Même si la présence grandissante des minières est parfois controversée, les tensions sont rares, explique-t-elle.

« J’ai des amis qui travaillent pour eux. » Mais il est vrai que certaines entreprises sont moins responsables que d’autres sur le plan humain et environnemental. « Le gouvernement ayant perdu le contrôle, elles peuvent faire à peu près ce qu’elles veulent », ajoute-t-elle.

Le pouvoir du Canada

« On ne peut pas dire que les minières canadiennes sont un facteur direct d’instabilité. Par contre, elles pourraient faire partie de la solution », estime Bonnie Campbell, de l’UQAM.

Par exemple, le Ghana, un pays voisin, exige que les compagnies forment un quota minimum de dirigeants issus de la population locale, illustre-t-elle.

En attendant, l’État canadien pourrait lui aussi agir. En janvier 2018, le gouvernement Trudeau avait annoncé la création d’un ombudsman pour surveiller les minières à l’étranger. Un an plus tard, il se fait toujours attendre.

À 40 KM DE LA ZONE ROUGE

« Disons qu’on ne s’est pas attardés », avoue le journaliste du Bureau d’enquête Félix Séguin, qui est revenu du Burkina Faso mercredi dernier.

Parti sur les traces de la disparue Édith Blais, il s’est rendu à Bobo-Dioulasso, où elle a été vue pour la dernière fois.

Cette ville a beau être la deuxième plus populeuse du pays, elle se trouve à 40 kilomètres de la zone à risque, explique Félix Séguin. « Et tu es vraiment tout seul de Blanc », dit-il.

Il avait la chance d’être accompagné d’un garde armé. « C’est sûr que, journalistiquement parlant, ce n’était pas mon souhait [d’être aussi lourdement escorté]. Mais on a compris que c’était nécessaire. »

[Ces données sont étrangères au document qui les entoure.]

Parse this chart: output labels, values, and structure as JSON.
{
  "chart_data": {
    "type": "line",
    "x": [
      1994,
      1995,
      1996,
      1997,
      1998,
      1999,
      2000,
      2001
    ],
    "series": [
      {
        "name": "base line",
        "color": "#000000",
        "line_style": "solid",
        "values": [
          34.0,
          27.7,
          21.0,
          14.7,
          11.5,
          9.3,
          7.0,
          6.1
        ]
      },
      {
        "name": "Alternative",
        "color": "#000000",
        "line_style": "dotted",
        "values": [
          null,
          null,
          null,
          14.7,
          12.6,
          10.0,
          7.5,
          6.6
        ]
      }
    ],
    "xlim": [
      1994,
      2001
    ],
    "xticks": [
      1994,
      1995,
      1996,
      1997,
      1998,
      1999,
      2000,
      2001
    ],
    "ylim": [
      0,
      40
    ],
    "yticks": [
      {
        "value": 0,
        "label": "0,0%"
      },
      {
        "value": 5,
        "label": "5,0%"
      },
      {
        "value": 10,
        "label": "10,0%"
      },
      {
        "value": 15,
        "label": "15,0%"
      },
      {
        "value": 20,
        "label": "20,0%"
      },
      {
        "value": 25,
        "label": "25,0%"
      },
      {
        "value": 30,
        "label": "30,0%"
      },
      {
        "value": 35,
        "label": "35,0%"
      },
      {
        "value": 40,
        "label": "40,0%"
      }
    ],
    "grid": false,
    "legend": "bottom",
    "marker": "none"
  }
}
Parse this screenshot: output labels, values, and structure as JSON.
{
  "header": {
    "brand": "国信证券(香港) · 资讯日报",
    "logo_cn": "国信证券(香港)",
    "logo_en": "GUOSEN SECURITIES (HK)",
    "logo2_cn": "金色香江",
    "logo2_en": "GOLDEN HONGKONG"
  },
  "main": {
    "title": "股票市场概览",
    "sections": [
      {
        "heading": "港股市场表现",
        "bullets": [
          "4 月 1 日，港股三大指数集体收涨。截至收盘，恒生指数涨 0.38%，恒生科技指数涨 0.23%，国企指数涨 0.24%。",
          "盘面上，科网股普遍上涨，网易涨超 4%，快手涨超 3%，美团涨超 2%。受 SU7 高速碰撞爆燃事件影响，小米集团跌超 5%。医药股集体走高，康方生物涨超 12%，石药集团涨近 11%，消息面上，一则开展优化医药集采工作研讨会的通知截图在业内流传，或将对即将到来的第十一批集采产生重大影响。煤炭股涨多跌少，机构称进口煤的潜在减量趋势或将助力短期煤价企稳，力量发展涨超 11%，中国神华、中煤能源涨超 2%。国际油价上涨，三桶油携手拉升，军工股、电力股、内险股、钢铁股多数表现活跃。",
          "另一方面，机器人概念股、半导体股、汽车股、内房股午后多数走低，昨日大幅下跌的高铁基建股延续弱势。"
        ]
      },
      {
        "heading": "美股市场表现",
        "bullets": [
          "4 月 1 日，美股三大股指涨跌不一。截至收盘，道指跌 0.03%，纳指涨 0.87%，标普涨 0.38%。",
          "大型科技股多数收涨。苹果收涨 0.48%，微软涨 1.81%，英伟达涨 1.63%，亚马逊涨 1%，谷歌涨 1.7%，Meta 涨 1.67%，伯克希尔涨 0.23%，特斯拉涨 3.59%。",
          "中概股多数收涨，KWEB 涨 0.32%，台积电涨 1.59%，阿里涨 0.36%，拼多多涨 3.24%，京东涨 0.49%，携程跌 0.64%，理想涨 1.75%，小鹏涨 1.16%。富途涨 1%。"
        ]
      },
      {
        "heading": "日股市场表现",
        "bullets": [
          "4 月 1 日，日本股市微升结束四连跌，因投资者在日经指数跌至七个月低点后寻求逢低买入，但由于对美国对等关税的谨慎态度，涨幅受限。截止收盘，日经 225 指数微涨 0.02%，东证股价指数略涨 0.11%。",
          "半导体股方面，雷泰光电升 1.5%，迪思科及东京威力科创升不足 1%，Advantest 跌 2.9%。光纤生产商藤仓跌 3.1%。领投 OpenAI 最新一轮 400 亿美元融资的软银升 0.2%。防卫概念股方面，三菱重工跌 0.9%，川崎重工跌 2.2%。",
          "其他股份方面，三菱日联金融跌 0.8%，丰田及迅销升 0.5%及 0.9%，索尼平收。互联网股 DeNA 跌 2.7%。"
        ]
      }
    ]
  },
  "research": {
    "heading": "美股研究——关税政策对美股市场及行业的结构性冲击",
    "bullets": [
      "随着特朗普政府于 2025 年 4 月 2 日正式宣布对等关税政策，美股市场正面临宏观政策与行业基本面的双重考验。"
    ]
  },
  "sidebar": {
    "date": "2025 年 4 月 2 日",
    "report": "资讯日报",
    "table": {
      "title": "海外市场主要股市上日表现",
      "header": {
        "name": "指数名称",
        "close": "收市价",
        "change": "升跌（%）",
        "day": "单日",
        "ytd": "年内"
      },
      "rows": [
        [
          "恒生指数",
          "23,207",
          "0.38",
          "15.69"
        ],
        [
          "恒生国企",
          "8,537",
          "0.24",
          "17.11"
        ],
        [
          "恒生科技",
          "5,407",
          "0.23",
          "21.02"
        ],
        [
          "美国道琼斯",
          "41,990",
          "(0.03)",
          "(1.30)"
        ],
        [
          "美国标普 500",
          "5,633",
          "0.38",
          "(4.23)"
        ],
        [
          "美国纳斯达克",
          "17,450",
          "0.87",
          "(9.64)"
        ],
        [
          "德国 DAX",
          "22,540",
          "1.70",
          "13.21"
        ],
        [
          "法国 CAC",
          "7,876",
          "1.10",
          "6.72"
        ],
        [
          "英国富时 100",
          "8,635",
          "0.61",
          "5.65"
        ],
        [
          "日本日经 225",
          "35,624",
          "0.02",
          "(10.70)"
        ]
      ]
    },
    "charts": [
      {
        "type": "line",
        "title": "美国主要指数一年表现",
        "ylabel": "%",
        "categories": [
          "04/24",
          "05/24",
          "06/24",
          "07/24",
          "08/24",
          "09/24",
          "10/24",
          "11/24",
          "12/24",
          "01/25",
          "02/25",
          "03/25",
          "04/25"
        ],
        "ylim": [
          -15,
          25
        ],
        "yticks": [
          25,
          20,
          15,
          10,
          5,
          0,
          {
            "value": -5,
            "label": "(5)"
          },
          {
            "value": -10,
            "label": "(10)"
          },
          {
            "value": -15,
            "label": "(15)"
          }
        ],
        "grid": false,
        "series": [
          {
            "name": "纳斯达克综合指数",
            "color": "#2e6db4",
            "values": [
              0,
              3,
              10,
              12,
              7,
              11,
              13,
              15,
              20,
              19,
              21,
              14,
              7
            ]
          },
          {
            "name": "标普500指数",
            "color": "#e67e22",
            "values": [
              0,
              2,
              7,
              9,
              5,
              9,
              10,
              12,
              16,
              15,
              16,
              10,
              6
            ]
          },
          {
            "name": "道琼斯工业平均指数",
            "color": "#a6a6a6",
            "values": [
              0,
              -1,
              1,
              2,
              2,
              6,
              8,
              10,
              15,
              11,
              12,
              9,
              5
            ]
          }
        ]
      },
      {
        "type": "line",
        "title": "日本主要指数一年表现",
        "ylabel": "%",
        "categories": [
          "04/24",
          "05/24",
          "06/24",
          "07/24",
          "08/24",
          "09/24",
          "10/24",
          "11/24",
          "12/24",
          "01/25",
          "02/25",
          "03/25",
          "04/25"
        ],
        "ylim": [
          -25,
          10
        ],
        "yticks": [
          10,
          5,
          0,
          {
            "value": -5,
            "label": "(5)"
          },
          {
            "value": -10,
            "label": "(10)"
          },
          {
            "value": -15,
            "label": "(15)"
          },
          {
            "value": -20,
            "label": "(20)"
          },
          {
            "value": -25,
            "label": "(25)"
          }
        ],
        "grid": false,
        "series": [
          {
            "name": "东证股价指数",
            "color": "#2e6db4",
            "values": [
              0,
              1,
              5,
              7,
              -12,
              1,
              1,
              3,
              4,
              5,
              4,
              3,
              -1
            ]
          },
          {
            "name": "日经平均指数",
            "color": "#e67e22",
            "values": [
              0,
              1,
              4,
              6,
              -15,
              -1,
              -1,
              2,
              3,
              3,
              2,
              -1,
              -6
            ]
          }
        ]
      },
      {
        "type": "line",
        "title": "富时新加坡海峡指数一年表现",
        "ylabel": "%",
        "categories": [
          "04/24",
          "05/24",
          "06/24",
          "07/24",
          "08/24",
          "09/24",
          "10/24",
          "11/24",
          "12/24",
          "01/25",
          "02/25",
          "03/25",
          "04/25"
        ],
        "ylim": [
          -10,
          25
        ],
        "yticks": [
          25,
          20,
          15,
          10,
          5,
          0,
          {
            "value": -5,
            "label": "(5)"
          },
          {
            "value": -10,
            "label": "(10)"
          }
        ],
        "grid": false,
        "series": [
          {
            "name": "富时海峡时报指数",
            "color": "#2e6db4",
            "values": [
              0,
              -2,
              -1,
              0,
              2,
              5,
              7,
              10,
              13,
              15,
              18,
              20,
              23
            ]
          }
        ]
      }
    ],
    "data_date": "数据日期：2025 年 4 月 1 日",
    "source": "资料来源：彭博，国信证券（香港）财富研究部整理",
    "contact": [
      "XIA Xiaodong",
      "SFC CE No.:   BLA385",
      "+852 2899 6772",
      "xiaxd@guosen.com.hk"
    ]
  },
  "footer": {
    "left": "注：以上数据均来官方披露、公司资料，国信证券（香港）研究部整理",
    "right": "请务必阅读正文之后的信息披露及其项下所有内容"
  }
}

Reste qu’en cas d’attaque, même ce type d’escorte a ses limites. « On nous a dit que, neuf fois sur dix, il se peut que le garde se sauve », illustre-t-il.

DES CANADIENS DISPARUS OU TUÉS

Janvier 2019

Le Canadien Kirk Woodman a été enlevé sur un site minier du nord-est du Burkina Faso, puis a été retrouvé mort. Il aurait été volé avant d’être tué.

Décembre 2018

Édith Blais, 34 ans et originaire de Sherbrooke, ainsi que son compagnon, Luca Tacchetto, 30 ans et italien, n’ont pas donné de nouvelles depuis le 15 décembre alors qu’ils traversaient le Burkina Faso en voiture.

Août 2017

Deux Canadiens figurent parmi les victimes d’un attentat au Burkina Faso dans un restaurant de la capitale Ouagadougou.

Janvier 2016

Six Québécois ont été tués dans l’attaque d’un commando djihadiste contre un hôtel et un restaurant d’Ouagadougou, qui a fait 29 morts.

Une famille de Beauport est décimée.